To: Bill who wrote (1410940)7/19/2023 9:54:30 PM
From: Tenchusatsu  Read Replies (2) | Respond to of 1575606
 
Bill,
I figured you are out there and might know something about it.
That's why I'm following the story with great interest.

Tenchusatsu



To: Bill who wrote (1410940)7/21/2023 8:23:37 PM
From: Tenchusatsu  Read Replies (1) | Respond to of 1575606
 
Bill, here's another article on the resignation of Stanford's president:

Q&A: How this Stanford freshman brought down the president of the university (yahoo.com)

It all started with one 18-year-old guy who was a part of the Stanford Daily. He got the initial leads for this story from a site called PubPeer, where the suspicions originated from.

By the way, as I mentioned before, I'm most interested in how the Big Pharma firm Genentech was involved in this. From the article:

*******
That’s where our reporting goes a little bit further. We published a story in February which detailed the accounts of four very high-level executives and senior scientists at Genentech, recounting how there was an internal review in 2011 that ordered more research into the underlying experiments after finding out that they were having trouble replicating them.

After attempts to reproduce the research failed, the program was canceled and the postdoc [who did the experiments] left the company. These four senior executives concluded that it was because the underlying experiments had been fabricated. A fifth executive later told us the same thing.

After the report came out, you published a story that said several key witnesses refused to speak to the panel because they were not guaranteed anonymity.
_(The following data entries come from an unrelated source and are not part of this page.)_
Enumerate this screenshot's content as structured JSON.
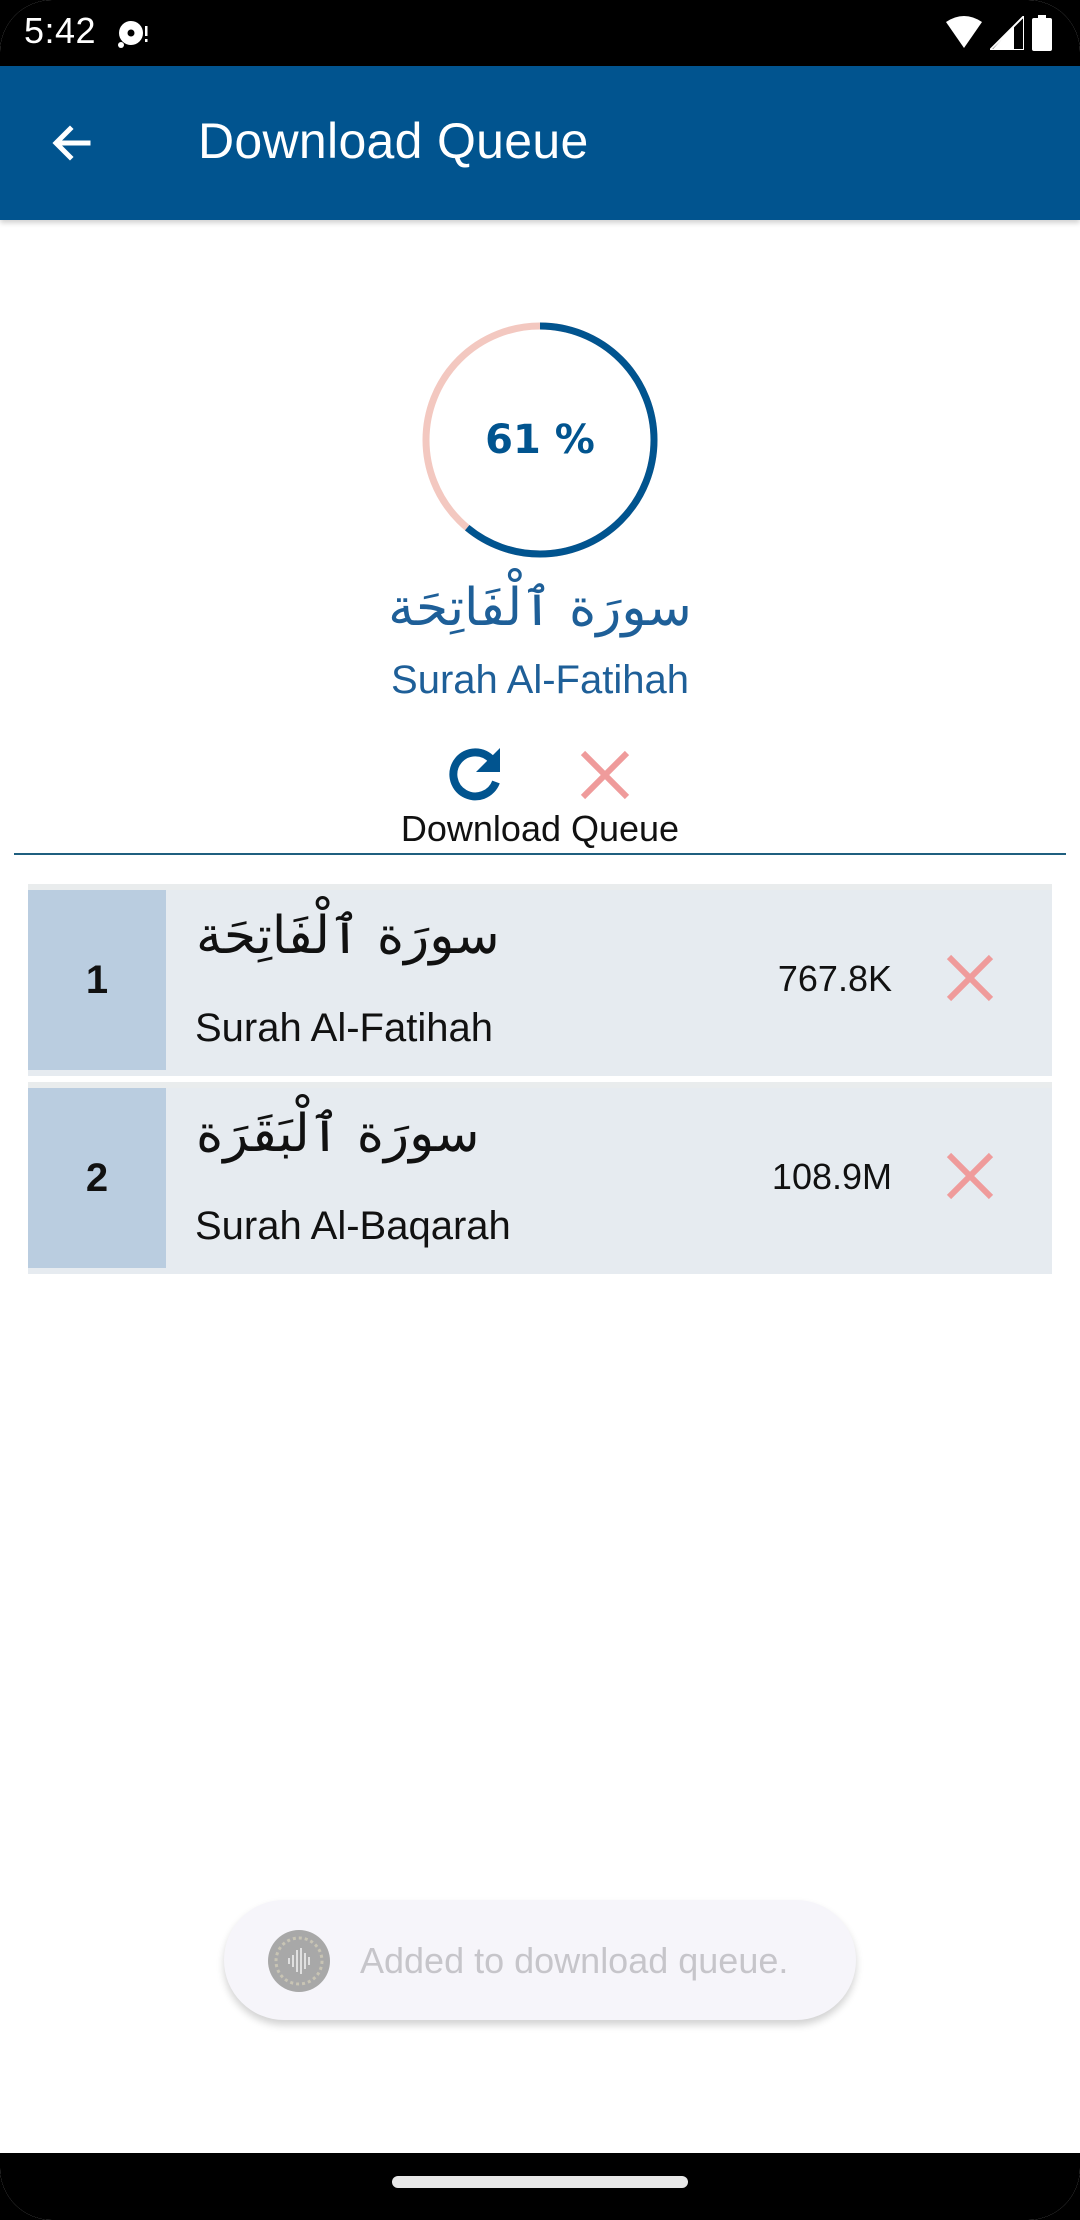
{
  "status_bar": {
    "time": "5:42",
    "notification_icon": "media-notification-icon",
    "icons": [
      "wifi-icon",
      "signal-icon",
      "battery-icon"
    ]
  },
  "app_bar": {
    "title": "Download Queue",
    "back_icon": "arrow-left-icon"
  },
  "current_download": {
    "progress_percent": 61,
    "progress_label": "61 %",
    "arabic_name": "سورَة ٱلْفَاتِحَة",
    "english_name": "Surah Al-Fatihah",
    "retry_icon": "refresh-icon",
    "cancel_icon": "close-icon",
    "section_label": "Download Queue"
  },
  "colors": {
    "primary": "#01548f",
    "progress_track": "#f3c8c0",
    "cancel_red": "#ef9b9b",
    "row_bg": "#e6ebf0",
    "row_num_bg": "#bacde0"
  },
  "queue": [
    {
      "index": "1",
      "arabic_name": "سورَة ٱلْفَاتِحَة",
      "english_name": "Surah Al-Fatihah",
      "size": "767.8K",
      "remove_icon": "close-icon"
    },
    {
      "index": "2",
      "arabic_name": "سورَة ٱلْبَقَرَة",
      "english_name": "Surah Al-Baqarah",
      "size": "108.9M",
      "remove_icon": "close-icon"
    }
  ],
  "toast": {
    "message": "Added to download queue.",
    "icon": "app-logo-icon"
  }
}
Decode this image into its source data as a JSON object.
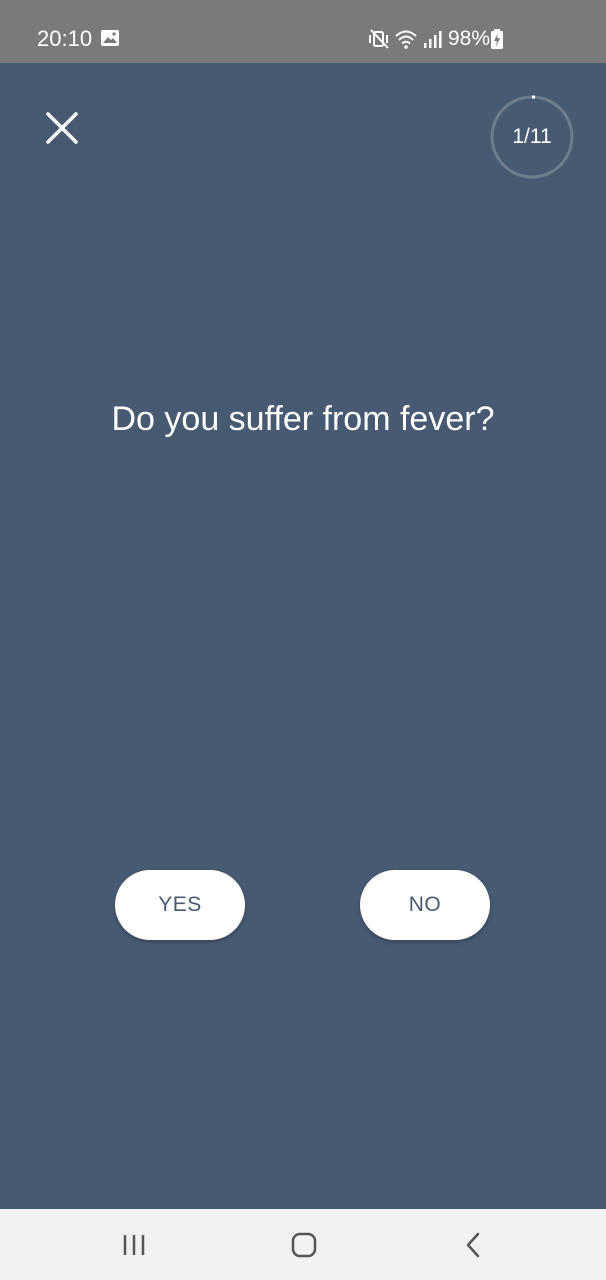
{
  "status_bar": {
    "time": "20:10",
    "battery": "98%",
    "icons": [
      "gallery-icon",
      "mute-vibrate-icon",
      "wifi-icon",
      "signal-icon",
      "battery-charging-icon"
    ]
  },
  "header": {
    "close_icon": "close-icon",
    "progress_label": "1/11",
    "progress_fraction": 0.0909
  },
  "question": {
    "text": "Do you suffer from fever?"
  },
  "answers": {
    "yes_label": "YES",
    "no_label": "NO"
  },
  "nav_bar": {
    "icons": [
      "recent-apps-icon",
      "home-icon",
      "back-icon"
    ]
  },
  "colors": {
    "background": "#485a72",
    "status_bar": "#7a7a7a",
    "button": "#ffffff",
    "button_text": "#485a72",
    "nav_bar": "#f1f1f1"
  }
}
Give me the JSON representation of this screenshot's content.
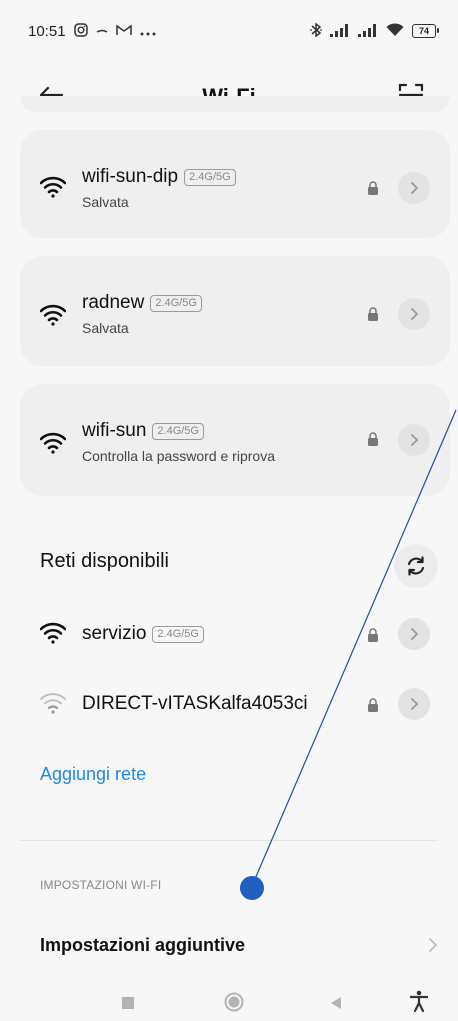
{
  "status_bar": {
    "time": "10:51",
    "battery": "74"
  },
  "header": {
    "title": "Wi-Fi"
  },
  "saved_networks": [
    {
      "name": "wifi-sun-dip",
      "band": "2.4G/5G",
      "status": "Salvata"
    },
    {
      "name": "radnew",
      "band": "2.4G/5G",
      "status": "Salvata"
    },
    {
      "name": "wifi-sun",
      "band": "2.4G/5G",
      "status": "Controlla la password e riprova"
    }
  ],
  "available": {
    "title": "Reti disponibili",
    "networks": [
      {
        "name": "servizio",
        "band": "2.4G/5G"
      },
      {
        "name": "DIRECT-vITASKalfa4053ci"
      }
    ]
  },
  "add_network_label": "Aggiungi rete",
  "settings": {
    "header": "IMPOSTAZIONI WI-FI",
    "additional_label": "Impostazioni aggiuntive"
  },
  "colors": {
    "accent": "#1e88e5",
    "card_bg": "#efefef",
    "page_bg": "#f7f7f7",
    "touch_marker": "#1f5fbf"
  },
  "icons": {
    "back": "arrow-left-icon",
    "scan": "qr-scan-icon",
    "wifi": "wifi-icon",
    "lock": "lock-icon",
    "chevron": "chevron-right-icon",
    "refresh": "refresh-icon"
  }
}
Yes. Not only are these sources talking about a very powerful man, they're also bound by nondisclosure agreements with Genentech. With these lack of guarantees of anonymity, there was an unwillingness to speak to the committee.
*******

Did you see that? Genentech already knew that the research paper that Tessier-Lavigne was fabricated. But they never went public with their conclusions, partly due to non-disclosure agreements, but also partly due to how powerful and prominent Tessier-Lavigne was.

In any case, despite Genentech's unwillingness to go public with their findings, I find this to be yet another example of Big Pharma being one of the biggest adherents to the scientific process. Instead of taking the conclusions of a research paper at face value, they reviewed it and determined that they needed to try and replicate the results, which they tried but couldn't accomplish.
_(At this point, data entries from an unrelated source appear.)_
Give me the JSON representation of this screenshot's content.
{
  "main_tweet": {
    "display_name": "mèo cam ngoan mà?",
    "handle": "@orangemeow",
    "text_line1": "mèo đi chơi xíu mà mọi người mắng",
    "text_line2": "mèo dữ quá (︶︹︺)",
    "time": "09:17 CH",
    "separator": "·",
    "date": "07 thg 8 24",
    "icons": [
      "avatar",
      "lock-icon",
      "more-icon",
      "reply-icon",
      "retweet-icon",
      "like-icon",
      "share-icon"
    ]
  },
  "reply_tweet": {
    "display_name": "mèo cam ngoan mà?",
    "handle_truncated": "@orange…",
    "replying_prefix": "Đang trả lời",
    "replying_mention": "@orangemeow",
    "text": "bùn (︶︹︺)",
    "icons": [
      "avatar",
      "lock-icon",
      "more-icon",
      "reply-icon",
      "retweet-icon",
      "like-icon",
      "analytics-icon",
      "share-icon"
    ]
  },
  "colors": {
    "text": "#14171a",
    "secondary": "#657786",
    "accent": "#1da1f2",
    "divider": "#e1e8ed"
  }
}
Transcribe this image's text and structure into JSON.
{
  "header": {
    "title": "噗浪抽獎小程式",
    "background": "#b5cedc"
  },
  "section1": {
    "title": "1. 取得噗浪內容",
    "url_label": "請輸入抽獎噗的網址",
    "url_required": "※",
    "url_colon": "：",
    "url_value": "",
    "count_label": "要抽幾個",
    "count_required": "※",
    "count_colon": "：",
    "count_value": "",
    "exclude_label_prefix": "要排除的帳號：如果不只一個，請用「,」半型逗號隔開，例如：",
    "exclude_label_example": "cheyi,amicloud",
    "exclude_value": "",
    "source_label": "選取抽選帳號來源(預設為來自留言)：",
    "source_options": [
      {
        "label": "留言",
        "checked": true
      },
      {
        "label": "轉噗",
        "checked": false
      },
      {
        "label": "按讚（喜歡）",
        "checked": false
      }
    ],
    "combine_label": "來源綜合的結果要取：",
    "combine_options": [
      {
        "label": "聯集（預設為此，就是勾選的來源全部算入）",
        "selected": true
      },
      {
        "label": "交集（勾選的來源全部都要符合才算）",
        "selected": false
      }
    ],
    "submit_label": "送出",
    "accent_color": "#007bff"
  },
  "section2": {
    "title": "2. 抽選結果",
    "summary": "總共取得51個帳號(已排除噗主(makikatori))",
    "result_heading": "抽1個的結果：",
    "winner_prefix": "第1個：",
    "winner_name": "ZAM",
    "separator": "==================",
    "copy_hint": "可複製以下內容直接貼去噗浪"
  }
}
They're not like Saint Greta who tells us to "trust the science because ... because ... it's the sCiEnCe." Unlike TIME's Puppet of the Year, Genentech can't afford to make dumbass assumptions like that.

Tenchusatsu



To: Bill who wrote (1410940)7/24/2023 2:24:03 PM
From: Tenchusatsu  Respond to of 1575606
 
Bill, here's a wonderful interview of the 18-year-old freshman who brought down the president of Stanford. What an exceptional man (emphasis on man over "kid").



What's really interesting is that people KNEW the results of Tessier-Levigne's research was fake. But that knowledge never really resulted in anything until this freshman started exposing the findings. Even then, he received a lot of pushback, especially from Tessier-Levigne's lawyers, until the evidence was too strong to bury.